Pakistani Foreign Minister Sartaz Aziz has clearly warned that "Pakistani public opinion cannot indefinitely sustain a dialogue process that does not record substantive progress on the core issue of Kashmir". That is, unless India makes real concessions on Kashmir, there will be no progress in friendly relations.

Nothing. Zilch. Nada. There may be a bus service or two; there may be some photo-opportunities for the two Prime Ministers. But, unless the Pakistani public sees progress on Kashmir, any Pakistani Prime Minister who gets too friendly with India is going to eat dust at the polls. And Nawaz Sharif knows it.

The only people who don't seem to know it are the Indians, the ones on the Bus To Pakistan.

It is easy to see why Indians are so excited about the possibility of rapprochement with Pakistan. We are losing so much by this rivalry, and we have so much to gain by jettisoning it. According to the International Defense Review, the Indian government is spending half a million dollars *every day* on the Siachen glacier operations alone. The total amount we are spending on military preparedness on the Pakistan border, plus internal security duty in Kashmir, boggles the mind. Army Chief of Staff Malik confirmed this month that almost one-quarter of the Indian Army (250,000 men) is on internal security duty; and that doesn't count the ones facing off against Pakistan on the border. This tremendous military expenditure impoverishes us and takes away money that could be spent on education, healthcare and infrastructure; nor does it do anything to improve our image in the world.

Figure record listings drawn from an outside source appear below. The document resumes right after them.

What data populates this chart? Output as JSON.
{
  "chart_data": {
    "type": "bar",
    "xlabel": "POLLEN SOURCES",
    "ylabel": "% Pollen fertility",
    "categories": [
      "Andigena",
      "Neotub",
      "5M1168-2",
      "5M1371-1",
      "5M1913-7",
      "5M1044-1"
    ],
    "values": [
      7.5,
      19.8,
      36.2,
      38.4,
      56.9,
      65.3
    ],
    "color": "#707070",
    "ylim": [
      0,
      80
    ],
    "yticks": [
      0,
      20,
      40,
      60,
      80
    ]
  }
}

The problem is that we are fooling ourselves. We refuse to face the facts: either we maintain our uncompromising stance on Kashmir, or we make peace with Pakistan. We cannot have both. "Talks" with Pakistan are just so much babble if all we do is repeat the same things we have been saying for twenty years.

The ball is in India's court. We have, basically, two options.

1. We can choose to maintain the status quo. In this scenario, we continue to claim Kashmir as an integral part of India, accuse Pakistan of waging a proxy war, and try to use the army to beat the Kashmiris into submission. We continue to spend vast sums of money on this strategy, and we continue to look like fools. Pakistan is angry with us, the Kashmiris hate us, and south Asia continues to be a world centre of idiocy and human misery.

2. We can choose to fundamentally re-examine our policy in terms of our own interests. In this scenario, we make whatever concessions are necessary to arrive at a political solution to Kashmir -- even if it involves making parts of Kashmir independent or handing them over to Pakistan -- and sign military agreements (or even alliances) with Pakistan that end the subcontinental arms race. India and Pakistan begin trading freely, stop spending their money on a sterile rivalry, and south Asia begins to claw its way out of poverty.

Unfortunately, it looks like India's choice remains the first option.

In the 1960s, men of the stature and vision of Jayaprakash Narayan, C. Rajagopalachari, and Minoo Masani tried to change that, and failed. We have no one of their stature or their vision today.

And that is why the hype over Vajpayee's trip to Lahore will remain just that: hype.